Instructor: Matthew Hamel

Matt has degrees in Journalism and Business and has taught a variety of courses at high schools and universities around the world.

Learning about history can be fascinating, especially if the learning involves hands-on activities. This lesson includes Gunpowder Plot activities and games teachers can use in class.

The Plot Thickens

Throughout history there have been many attempts to overthrow or assassinate monarchs. The Gunpowder Plot was perhaps one of the most audacious, and it remains a significant part of British history more than 400 years after it was foiled. The 1605 plot was an attempt to kill King James I by blowing up England's House of Lords while the king was attending the opening of Parliament. The schemers behind the plot were Catholics, and they were hoping to end Catholic persecution in England by replacing King James I with a monarch who would be more tolerant of Catholic beliefs and practices.

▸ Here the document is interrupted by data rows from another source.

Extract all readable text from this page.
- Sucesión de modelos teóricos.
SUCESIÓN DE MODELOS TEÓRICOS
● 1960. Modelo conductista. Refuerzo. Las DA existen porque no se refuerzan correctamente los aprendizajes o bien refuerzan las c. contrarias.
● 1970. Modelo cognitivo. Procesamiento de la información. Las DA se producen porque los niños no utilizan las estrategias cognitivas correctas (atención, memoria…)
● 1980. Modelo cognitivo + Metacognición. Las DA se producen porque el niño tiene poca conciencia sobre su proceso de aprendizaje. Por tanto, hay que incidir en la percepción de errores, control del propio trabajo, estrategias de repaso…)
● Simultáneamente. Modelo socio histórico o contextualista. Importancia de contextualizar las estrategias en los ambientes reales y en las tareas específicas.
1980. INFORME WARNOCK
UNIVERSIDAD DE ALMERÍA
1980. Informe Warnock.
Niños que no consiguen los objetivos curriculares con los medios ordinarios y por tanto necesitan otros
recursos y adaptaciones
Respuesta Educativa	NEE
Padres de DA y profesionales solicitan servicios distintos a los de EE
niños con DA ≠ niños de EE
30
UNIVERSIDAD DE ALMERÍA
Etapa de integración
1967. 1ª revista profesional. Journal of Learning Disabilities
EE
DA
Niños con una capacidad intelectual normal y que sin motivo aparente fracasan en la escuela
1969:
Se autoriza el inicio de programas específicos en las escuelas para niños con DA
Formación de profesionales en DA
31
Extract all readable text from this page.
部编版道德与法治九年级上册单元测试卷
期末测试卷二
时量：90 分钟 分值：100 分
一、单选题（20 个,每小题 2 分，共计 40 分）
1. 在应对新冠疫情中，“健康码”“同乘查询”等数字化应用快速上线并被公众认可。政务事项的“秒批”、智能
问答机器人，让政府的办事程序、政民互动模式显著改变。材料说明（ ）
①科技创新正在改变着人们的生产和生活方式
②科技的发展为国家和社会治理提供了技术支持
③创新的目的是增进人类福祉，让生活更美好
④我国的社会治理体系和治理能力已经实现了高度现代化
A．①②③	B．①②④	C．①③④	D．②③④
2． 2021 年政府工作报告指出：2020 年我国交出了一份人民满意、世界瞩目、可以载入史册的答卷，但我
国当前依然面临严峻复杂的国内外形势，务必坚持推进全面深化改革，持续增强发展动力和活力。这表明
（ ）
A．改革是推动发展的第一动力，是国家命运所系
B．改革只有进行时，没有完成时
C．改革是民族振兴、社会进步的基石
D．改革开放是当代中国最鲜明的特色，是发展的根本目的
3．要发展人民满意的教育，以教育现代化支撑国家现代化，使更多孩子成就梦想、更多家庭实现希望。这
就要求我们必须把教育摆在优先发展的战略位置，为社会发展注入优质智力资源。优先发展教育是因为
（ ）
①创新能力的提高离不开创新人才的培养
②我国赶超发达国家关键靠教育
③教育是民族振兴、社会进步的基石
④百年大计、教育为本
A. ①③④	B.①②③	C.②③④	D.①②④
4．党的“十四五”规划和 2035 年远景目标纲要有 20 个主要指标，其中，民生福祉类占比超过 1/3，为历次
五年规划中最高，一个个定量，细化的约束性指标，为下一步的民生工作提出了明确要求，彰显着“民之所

Ideally, your students will already know the above information before you use the activities and games in this lesson. However, even if you've just completed a lesson or unit about the Gunpowder Plot, a brief class discussion and review can help to put your students into the right mind frame for the activities. To accomplish this simply write Gunpowder Plot on the blackboard and solicit as much information from the students as possible. You may want to prompt students to ensure they mention the following information.

  • How the plot began
  • The goal of the plot
  • The names of the plotters
    • Robert Catesby, John Wright, Thomas Wintour, Thomas Percy, Guy Fawkes, Robert Keyes, Thomas Bates, Robert Wintour, Christopher Wright, John Grant, Ambrose Rookwood, Sir Everard Digby, Francis Tresham
  • Reasons the plot failed
  • What happened to the plotters

Encourage your students to take notes during this class conversation, as the notes may be helpful during the activities and also as an overall review of the Gunpowder Plot.

A New Holiday

Although it was a failure, the Gunpowder Plot inspired an annual holiday of sorts. Bonfire Night (also called Guy Fawkes Night) is celebrated every November 5th with the ringing of church bells, bonfires, and fireworks. In this activity, teams of students will work together to create a new annual tradition inspired by the Gunpowder Plot.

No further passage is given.